Suffice it to say that though Massenet made the story of Werther a more conventionally operatic tale of a man who loves a woman who loves him back but is plighted to another, a tale lacking the psychological background and development of the original and therefore somewhat flattening the dramatic curve of the story, there is still enough truth and beauty in the work to make it a moving evening, although the death scene does drag a bit. But Massenet does have his subtleties, though they may not be Goethe’s; the first two acts feature parties, and we see what happens before and after, with the parties themselves taking place offstage, keeping the focus on the intimate and the emotional, though we lose the sense of the social.
The cast is uniformly excellent: Ramon Vargas adds some Puccinian emotional muscle to the unhappy Werther; Brian Mulligan brings his solid presence and beautiful tone to Albert (he last appeared here as Valentin in Faust, so he seems to be making a habit of playing thankless male roles taken from Goethe); and Alice Coote, beloved by us since her piercing Ruggiero in the brilliant Alcina seen here several years ago, embodies not only the warmth and kindness of Charlotte, but the intelligence which would lead a woman like her to realize that steady, considerate, and loving Albert might make a truer and happier path for her life than the deeper, but stranger and flightier, Werther. (He is a man who responds to her tears over her mother’s death by wishing that no lips but his may ever kiss her.) Heidi Stober is all charm and beautiful voice as Sophie; Austin Kness as Bruhlmann, who seems to be moving boxes in every scene, has little to do but does it very handsomely. Christian Van Horn, Susannah Biller, Bojan Knezevic, and Robert MacNeil are all excellent as well. Emmanuel Villaume shaped the orchestra beautifully. The score made me wonder if what I thought of as my dislike of Massenet is merely a dislike of Manon.
The direction and the sets are thoughtful and attractive, though there are some missteps: when Charlotte tells the dying Werther that she will at last give him his kiss, the emotional power of the moment is undercut if we’ve just seen her not only kiss him passionately but roll around on the ground with him. Albert should not be present (silently glowering) when Charlotte re-reads Werther’s old letters and realizes she loves him; a wise and kind woman would not do that in front of her husband, and if Charlotte is not wise and kind, she is not Charlotte.
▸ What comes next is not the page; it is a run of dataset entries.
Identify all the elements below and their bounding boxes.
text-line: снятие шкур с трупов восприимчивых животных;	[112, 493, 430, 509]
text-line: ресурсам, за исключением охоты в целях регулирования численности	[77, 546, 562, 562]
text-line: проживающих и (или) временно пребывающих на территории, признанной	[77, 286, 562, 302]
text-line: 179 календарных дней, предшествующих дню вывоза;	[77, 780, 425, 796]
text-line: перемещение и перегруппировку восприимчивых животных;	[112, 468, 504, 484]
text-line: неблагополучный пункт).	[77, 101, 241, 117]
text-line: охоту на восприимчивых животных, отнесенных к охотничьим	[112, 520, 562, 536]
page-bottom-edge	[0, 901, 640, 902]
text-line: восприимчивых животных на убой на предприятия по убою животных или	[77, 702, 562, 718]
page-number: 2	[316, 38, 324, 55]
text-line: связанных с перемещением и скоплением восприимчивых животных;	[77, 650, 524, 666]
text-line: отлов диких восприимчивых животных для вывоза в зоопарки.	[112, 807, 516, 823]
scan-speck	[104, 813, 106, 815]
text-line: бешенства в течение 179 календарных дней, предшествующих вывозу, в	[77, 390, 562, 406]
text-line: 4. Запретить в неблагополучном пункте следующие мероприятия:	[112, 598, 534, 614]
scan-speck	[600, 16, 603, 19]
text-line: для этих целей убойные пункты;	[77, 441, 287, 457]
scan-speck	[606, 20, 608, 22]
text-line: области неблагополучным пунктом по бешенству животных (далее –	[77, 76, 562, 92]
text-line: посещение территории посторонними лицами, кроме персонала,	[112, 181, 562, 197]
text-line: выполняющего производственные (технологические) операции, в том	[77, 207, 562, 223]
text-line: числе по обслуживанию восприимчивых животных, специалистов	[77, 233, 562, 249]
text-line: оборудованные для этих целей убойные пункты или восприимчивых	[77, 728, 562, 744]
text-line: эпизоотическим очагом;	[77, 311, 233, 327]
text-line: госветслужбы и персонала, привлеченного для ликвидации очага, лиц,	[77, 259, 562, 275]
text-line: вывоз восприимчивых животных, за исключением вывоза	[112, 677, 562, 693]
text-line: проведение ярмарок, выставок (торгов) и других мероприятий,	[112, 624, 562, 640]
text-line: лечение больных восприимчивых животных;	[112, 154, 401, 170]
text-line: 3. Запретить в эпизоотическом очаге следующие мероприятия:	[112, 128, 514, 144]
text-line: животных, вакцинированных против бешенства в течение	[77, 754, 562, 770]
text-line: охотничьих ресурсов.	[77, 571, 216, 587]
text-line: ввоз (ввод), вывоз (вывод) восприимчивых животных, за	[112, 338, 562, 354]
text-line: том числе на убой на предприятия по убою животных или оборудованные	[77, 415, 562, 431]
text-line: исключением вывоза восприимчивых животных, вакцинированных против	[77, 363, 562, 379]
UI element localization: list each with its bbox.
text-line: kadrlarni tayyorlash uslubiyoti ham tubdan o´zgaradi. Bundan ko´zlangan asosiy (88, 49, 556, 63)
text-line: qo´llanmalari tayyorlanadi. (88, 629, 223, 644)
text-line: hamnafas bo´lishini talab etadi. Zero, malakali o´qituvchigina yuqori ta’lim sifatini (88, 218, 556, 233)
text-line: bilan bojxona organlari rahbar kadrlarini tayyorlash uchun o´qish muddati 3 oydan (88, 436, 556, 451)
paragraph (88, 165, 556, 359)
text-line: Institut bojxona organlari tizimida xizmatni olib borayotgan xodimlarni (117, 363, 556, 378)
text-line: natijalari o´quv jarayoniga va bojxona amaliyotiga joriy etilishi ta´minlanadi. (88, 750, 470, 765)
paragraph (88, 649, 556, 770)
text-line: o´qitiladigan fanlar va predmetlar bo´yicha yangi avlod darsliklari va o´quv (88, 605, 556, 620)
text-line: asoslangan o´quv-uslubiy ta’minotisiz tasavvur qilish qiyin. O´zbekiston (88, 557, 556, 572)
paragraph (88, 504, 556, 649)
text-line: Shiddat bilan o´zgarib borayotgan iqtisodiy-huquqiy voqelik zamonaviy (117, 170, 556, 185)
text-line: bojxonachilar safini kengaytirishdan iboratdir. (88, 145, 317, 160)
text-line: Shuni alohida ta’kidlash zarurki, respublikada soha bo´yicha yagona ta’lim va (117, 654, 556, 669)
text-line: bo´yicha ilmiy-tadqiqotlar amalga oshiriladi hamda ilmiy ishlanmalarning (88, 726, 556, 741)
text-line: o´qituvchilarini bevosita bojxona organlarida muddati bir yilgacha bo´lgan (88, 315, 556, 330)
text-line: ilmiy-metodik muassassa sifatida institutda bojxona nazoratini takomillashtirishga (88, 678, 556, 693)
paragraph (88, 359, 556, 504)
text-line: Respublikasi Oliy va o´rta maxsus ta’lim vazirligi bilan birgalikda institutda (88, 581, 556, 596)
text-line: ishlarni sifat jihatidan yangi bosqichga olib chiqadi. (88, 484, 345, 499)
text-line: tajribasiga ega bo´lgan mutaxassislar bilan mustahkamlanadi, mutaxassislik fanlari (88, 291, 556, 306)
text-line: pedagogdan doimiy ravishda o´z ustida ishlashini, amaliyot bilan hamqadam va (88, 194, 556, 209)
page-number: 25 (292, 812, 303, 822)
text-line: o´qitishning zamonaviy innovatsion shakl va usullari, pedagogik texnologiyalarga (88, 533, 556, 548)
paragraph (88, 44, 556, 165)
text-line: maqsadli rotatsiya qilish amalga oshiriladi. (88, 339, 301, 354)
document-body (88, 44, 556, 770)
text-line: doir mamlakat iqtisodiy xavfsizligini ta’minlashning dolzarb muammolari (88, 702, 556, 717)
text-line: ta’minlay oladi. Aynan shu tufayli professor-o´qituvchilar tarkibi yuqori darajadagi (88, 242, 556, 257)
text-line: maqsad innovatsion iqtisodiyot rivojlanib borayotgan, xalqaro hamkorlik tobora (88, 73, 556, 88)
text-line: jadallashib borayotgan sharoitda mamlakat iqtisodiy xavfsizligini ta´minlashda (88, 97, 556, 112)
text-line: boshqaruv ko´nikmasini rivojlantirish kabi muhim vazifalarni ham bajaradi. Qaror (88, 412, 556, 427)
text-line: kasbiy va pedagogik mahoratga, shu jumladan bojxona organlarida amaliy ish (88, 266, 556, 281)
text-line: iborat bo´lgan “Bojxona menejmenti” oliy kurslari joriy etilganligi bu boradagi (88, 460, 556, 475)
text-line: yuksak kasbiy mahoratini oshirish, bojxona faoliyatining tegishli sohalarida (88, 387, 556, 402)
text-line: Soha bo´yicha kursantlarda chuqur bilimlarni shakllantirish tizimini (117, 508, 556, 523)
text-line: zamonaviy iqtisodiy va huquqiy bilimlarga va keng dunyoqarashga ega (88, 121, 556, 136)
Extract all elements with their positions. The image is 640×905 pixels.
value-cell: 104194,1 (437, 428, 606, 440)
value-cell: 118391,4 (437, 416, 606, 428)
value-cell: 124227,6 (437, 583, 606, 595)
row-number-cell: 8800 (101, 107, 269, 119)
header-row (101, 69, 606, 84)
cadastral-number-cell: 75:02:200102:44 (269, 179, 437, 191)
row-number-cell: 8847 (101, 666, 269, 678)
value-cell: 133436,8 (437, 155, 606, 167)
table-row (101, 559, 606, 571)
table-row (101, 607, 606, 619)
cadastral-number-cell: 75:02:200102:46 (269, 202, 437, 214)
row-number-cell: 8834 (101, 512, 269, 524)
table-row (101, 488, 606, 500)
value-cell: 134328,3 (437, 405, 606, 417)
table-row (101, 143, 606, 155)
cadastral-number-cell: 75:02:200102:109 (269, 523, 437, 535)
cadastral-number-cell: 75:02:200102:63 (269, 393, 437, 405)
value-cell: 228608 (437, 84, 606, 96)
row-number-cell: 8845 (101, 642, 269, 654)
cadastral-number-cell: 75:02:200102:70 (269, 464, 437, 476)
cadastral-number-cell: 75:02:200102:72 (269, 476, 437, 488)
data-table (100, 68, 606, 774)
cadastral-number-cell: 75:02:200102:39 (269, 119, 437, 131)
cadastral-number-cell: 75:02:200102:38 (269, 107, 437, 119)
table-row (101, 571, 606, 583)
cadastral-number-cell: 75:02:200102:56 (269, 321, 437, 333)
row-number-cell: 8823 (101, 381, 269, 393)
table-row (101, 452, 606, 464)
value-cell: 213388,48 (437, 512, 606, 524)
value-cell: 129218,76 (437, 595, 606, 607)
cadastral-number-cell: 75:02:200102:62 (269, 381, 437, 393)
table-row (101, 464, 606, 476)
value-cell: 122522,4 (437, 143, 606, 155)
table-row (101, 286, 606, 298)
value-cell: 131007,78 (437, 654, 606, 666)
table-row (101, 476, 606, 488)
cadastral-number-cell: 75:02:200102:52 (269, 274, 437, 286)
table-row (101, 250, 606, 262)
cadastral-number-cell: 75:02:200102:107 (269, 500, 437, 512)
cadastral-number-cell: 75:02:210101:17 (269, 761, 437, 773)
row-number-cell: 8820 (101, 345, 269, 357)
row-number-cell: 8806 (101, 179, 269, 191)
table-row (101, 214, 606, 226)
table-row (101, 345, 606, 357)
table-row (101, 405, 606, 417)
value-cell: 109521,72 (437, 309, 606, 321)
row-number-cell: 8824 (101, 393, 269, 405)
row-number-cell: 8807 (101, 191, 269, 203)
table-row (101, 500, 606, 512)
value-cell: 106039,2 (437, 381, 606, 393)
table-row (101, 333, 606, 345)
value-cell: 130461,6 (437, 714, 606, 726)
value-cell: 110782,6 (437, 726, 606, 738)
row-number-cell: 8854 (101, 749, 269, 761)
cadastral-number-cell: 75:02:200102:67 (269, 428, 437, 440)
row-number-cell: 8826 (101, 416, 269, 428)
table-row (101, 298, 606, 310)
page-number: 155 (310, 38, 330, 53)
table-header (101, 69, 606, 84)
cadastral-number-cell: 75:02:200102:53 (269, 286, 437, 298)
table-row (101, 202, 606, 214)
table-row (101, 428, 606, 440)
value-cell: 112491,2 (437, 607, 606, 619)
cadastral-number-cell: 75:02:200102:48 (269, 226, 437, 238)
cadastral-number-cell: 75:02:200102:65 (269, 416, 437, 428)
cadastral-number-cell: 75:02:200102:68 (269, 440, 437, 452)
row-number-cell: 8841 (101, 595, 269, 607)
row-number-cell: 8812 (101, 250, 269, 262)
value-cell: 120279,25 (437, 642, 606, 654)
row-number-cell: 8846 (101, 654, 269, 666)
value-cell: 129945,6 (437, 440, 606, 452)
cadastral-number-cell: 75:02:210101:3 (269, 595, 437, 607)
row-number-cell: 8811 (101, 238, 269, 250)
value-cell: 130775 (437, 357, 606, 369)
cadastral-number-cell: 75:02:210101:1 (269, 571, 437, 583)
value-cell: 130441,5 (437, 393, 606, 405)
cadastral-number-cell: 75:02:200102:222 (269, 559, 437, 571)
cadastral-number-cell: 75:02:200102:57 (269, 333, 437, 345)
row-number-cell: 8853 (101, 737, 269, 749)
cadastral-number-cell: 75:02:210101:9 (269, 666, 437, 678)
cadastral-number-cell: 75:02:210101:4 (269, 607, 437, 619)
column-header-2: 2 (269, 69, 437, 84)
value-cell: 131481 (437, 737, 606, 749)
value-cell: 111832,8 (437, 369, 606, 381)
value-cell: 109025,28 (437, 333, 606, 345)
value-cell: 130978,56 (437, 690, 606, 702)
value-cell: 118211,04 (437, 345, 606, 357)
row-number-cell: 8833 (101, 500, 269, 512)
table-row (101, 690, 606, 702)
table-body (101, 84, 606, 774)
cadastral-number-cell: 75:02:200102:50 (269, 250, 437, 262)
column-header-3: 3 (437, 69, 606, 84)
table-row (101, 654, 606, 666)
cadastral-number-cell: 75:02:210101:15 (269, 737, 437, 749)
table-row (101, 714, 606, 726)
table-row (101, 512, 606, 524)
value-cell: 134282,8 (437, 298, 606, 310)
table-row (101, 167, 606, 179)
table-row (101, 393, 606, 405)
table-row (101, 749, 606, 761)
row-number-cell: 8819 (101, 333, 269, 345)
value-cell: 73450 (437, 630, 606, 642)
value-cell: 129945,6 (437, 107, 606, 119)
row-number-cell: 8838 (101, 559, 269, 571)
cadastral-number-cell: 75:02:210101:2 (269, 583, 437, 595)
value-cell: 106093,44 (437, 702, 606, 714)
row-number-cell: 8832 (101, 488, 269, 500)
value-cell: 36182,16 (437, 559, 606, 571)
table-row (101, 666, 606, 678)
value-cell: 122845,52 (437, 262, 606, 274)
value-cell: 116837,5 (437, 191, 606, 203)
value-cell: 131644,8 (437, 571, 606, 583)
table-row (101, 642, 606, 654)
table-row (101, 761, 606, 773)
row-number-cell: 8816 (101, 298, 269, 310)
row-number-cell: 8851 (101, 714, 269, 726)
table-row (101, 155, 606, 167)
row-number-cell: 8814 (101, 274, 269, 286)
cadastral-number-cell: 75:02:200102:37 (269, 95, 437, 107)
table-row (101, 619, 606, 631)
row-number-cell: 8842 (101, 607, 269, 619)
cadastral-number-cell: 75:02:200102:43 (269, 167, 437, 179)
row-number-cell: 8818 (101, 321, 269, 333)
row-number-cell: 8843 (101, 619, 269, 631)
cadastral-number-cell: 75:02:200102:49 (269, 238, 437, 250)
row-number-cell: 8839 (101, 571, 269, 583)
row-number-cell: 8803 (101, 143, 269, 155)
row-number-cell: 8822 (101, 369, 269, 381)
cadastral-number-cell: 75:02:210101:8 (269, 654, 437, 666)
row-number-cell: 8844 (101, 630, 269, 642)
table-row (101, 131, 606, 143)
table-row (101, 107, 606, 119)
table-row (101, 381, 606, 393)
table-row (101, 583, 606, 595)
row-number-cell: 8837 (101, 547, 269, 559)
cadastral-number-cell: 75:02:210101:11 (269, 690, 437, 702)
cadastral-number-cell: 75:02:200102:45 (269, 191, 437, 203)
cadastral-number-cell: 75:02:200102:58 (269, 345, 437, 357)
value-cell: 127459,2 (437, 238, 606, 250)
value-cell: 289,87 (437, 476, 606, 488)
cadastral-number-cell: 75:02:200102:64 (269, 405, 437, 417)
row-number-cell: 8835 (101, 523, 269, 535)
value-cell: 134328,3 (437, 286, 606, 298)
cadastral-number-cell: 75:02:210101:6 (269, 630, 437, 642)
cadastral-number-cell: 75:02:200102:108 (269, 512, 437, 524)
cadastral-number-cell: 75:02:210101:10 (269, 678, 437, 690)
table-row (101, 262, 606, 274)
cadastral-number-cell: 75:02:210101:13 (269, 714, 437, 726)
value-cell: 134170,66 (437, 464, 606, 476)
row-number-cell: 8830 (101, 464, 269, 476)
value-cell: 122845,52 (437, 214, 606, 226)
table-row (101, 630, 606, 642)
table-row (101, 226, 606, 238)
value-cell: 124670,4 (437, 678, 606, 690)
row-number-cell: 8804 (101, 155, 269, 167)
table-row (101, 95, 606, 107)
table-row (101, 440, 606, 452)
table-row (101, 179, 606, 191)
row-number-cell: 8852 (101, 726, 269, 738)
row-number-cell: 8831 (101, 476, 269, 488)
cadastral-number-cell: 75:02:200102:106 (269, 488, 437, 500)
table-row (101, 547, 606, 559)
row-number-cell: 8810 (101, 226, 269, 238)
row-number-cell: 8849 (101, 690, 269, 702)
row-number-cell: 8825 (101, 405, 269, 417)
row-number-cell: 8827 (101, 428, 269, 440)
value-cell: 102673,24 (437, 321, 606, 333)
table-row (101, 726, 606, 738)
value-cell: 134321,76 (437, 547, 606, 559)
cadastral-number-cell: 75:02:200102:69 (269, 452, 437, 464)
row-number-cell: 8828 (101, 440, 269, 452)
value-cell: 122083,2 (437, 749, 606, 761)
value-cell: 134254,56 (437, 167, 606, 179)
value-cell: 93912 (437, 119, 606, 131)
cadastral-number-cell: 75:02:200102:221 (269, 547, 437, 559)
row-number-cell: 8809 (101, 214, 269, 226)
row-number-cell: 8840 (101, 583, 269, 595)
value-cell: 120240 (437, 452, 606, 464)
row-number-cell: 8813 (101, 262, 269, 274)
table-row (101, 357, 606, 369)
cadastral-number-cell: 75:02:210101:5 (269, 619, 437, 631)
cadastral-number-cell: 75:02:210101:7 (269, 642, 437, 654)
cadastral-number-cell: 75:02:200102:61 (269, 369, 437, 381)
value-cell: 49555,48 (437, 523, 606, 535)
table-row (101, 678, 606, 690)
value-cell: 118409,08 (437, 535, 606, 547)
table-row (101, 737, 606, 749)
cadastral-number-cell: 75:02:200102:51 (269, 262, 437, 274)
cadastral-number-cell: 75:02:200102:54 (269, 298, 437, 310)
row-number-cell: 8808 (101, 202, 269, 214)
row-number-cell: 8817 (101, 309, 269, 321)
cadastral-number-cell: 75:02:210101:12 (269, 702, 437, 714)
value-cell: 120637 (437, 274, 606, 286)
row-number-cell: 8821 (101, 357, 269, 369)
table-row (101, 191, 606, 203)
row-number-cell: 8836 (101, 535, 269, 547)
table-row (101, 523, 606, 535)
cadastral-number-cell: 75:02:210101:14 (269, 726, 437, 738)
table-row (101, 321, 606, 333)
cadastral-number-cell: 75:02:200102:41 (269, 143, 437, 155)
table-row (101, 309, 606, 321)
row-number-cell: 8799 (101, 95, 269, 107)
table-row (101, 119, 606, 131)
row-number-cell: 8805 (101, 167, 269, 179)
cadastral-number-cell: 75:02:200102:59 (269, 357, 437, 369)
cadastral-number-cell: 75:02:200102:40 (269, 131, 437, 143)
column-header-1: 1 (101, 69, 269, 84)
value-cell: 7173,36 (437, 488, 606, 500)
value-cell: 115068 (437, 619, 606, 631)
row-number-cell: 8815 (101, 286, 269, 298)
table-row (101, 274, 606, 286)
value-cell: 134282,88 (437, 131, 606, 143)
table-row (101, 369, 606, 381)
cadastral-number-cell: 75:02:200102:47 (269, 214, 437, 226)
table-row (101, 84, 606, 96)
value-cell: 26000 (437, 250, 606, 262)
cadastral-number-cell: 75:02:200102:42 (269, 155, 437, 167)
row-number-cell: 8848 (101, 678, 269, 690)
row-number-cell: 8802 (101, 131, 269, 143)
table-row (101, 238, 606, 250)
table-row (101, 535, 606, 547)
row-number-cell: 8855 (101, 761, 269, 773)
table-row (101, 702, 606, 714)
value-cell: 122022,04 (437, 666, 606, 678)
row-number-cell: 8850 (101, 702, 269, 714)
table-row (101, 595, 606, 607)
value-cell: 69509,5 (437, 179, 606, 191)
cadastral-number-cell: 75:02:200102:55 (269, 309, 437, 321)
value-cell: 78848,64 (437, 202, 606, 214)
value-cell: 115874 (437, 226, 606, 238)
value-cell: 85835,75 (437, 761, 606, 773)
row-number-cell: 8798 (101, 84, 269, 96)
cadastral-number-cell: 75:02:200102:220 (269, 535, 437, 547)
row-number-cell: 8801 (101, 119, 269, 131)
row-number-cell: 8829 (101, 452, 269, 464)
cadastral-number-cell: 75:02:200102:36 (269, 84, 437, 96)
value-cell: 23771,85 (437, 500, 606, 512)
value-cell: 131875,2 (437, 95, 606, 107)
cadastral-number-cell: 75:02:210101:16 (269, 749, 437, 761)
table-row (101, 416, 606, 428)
But what a relief to see that San Francisco Opera has not completely given up on thought-provoking stagings, or the less obvious works in the repertory.
Finally, let me recommend that anyone moved to read or re-read The Sorrows of Young Werther before or after the opera should follow that up with Thomas Mann’s Lotte in Weimar: The Beloved Returns, based on the reunion after forty years of Goethe with his original Charlotte; despite the somewhat clumsy Englishing of H.T. Lowe-Porter, it’s still a rich and ironic look at their relationship, and where life and history took them afterwards, and deepens one's appreciation of the original. As for that original, it still held up for me, somewhat to my surprise, as opposed to Abbe Prevost’s Manon Lescaut, the whole of which read to me like a parody of romantic fiction (like something from Jane Austen’s juvenilia).